Saturday, August 25, 2012

Your Sister's Sister (Brockway)

Tropic Sprockets by Ian Brockway
Your Sister's Sister

Here's a film that will please Indie fans, coffee-shop visitors, and even Woody Allen devotees. "Your Sister's Sister" tells the story of one blasé, shiftless but well-intentioned Jack (played by the esteemed "Jeff, Who Lives at Home" director Mark Duplass) who is large, rubbery and appears to go where the winds blow. Jack is likable and self-effacing but he also has a bit of defensiveness and arrogance, a curious mixture of Zen and anger due to the death of his brother.

Coerced by his vivacious friend Iris (Emily Blunt) to take a meditative break, Jack goes to a remote cabin in Washington State owned by Iris' family. The tranquil cabin is not so tranquil, occupied by Iris' sister, the hyper and opinionated Hannah (Rosemarie DeWitt). One night, Hannah is drunk and depressed as she recently ended a long romance with her girlfriend. On impulse, Hannah decides to sleep with Jack and chaos ensues.

I won't spill the beans, but things get more and more confusing and madcap. But not so madcap as to be unreal.

Lynn Shelton's oeuvre is the exploration of the everyday and the organically comic situations that can arise from common interactions. As the director of the quirky "Humpday", Shelton allows characters to express themselves in an almost generic fashion. She has the analysis  of Woody Allen, without his snappy Bob Hope-like one liners and the offbeat feet of a Todd Solondz without his bleak and biting humor. Every role retains a wonderful humanness with an authentic quantity of non-hyperbolic anxiety. 

No one actor overshadows the others. And Mark Duplass, for his part, is a master in making the unambitious sloppy Jack a charismatic leading man.
The film has one fine scene in particular in which Jack and Hannah are in bed and instead of a smooth and motion-filled amorous adventure, it proves a halting and embarrassing caprice. The best stories never shy away from moments that are either passive or unflattering.

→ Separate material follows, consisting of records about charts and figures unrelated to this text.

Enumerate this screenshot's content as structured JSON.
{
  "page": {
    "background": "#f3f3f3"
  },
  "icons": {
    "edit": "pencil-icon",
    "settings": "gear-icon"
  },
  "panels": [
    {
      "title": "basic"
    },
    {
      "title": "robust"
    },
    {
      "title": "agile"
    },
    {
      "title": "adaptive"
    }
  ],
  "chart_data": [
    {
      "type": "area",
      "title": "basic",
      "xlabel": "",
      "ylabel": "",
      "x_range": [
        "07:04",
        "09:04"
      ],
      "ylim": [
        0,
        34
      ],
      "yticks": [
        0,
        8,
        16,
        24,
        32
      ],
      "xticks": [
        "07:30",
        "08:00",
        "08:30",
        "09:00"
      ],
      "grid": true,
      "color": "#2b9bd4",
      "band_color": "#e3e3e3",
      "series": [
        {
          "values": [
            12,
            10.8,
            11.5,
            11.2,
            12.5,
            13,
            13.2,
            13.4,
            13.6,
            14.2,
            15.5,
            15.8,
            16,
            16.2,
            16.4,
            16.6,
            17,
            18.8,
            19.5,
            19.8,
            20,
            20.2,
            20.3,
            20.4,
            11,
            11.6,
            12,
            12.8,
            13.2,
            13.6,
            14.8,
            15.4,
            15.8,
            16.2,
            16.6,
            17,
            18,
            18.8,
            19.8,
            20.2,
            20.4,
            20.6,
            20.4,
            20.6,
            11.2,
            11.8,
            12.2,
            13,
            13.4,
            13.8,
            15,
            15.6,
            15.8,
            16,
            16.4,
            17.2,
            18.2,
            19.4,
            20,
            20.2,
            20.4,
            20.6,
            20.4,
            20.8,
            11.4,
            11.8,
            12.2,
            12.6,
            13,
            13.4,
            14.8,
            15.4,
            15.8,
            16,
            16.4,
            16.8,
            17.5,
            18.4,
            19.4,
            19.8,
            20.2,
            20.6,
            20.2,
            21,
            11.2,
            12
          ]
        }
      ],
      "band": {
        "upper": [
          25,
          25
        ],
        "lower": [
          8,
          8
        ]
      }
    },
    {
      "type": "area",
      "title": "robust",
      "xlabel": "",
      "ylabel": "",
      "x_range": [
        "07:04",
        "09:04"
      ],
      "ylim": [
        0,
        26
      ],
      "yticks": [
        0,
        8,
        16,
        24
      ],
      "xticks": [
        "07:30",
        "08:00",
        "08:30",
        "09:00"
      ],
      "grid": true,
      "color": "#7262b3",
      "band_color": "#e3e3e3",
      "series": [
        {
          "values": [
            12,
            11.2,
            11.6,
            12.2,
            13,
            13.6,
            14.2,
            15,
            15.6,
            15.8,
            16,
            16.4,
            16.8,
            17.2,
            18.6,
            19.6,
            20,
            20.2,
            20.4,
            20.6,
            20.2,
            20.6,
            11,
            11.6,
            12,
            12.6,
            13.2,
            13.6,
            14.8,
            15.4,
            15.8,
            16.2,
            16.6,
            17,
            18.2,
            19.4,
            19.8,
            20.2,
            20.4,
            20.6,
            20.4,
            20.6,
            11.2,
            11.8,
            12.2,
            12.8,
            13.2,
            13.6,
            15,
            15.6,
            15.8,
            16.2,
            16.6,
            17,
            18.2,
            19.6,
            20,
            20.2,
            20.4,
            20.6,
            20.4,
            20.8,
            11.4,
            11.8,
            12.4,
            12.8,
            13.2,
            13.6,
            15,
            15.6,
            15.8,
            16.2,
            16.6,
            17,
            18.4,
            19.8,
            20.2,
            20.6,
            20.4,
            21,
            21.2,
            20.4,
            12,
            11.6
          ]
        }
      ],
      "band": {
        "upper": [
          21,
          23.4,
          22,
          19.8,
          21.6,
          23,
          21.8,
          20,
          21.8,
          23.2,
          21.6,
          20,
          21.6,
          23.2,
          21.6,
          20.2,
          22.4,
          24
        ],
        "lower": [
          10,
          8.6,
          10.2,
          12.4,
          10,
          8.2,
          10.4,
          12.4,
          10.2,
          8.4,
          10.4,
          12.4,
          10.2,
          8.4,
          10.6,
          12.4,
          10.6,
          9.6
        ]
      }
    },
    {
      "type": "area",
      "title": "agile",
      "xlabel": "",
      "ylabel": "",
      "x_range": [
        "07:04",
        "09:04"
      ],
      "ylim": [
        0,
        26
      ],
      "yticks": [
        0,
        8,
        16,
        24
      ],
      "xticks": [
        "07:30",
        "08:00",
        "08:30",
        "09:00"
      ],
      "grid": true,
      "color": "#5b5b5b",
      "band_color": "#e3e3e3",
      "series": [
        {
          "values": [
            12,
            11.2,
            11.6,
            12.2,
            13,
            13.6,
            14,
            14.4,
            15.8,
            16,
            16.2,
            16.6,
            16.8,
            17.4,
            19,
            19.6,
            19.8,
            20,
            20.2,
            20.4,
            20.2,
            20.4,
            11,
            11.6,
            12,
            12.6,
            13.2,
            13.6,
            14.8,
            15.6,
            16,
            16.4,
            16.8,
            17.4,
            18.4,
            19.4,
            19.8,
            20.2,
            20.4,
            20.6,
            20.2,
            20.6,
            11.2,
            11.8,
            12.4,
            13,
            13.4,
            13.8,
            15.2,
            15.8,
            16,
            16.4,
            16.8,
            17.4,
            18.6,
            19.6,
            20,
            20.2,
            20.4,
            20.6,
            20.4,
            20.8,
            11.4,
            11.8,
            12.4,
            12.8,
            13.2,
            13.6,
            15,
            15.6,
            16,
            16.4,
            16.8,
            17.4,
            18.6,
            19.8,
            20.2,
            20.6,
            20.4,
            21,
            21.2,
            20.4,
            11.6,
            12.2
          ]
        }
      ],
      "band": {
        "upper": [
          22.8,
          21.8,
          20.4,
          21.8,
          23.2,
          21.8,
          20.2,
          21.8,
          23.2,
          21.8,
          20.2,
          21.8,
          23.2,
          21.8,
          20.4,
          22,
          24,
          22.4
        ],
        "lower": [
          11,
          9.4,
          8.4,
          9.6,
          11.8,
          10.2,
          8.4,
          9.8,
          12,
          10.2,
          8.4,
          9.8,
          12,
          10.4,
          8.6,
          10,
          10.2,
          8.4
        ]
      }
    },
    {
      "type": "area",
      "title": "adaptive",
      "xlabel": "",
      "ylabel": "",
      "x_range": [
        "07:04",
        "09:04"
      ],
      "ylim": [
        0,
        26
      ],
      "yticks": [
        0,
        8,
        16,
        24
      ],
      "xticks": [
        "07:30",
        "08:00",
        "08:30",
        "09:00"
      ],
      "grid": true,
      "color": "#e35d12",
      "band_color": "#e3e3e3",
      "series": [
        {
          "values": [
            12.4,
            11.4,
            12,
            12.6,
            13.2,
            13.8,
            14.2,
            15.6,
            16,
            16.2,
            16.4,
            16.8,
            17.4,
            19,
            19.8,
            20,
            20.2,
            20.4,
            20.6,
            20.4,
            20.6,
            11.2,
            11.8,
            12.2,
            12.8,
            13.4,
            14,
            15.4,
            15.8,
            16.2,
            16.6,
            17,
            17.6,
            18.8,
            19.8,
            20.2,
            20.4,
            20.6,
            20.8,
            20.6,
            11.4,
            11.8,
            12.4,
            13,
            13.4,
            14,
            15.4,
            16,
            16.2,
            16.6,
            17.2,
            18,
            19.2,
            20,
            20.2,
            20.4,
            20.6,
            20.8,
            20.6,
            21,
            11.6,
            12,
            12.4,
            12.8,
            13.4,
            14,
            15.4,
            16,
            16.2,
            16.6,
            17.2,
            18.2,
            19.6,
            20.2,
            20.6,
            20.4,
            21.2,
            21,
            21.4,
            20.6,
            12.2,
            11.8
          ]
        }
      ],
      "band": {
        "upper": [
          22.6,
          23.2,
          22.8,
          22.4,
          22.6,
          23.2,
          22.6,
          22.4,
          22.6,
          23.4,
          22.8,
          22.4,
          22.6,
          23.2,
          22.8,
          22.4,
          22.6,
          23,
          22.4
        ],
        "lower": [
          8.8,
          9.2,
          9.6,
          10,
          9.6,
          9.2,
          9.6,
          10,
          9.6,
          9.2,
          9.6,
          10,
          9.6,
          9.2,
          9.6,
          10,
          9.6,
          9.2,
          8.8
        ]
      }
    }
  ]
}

We get the feeling that Shelton's camera is completely composed of a fusion of digital light and green tea leaves. Or that she might just sketch the briefest plot outline on a coffee-stained napkin. Even the camera doesn't move all that much. This is simply the back and forth of life between three people who are hopeful but alone.

And, although some might see the abrupt uncertainty at the end of the film as a contrivance, I see it as an Indie  calling card or trademark on par with an appearance of Bill Murray in a Wes Anderson film, or a Hitchcock cameo. 

"Your Sister's Sister" is an intimate sip of cinematic espresso that deserves its rightful place among the canonized films of The Duplass Brothers and Noah Baumbach.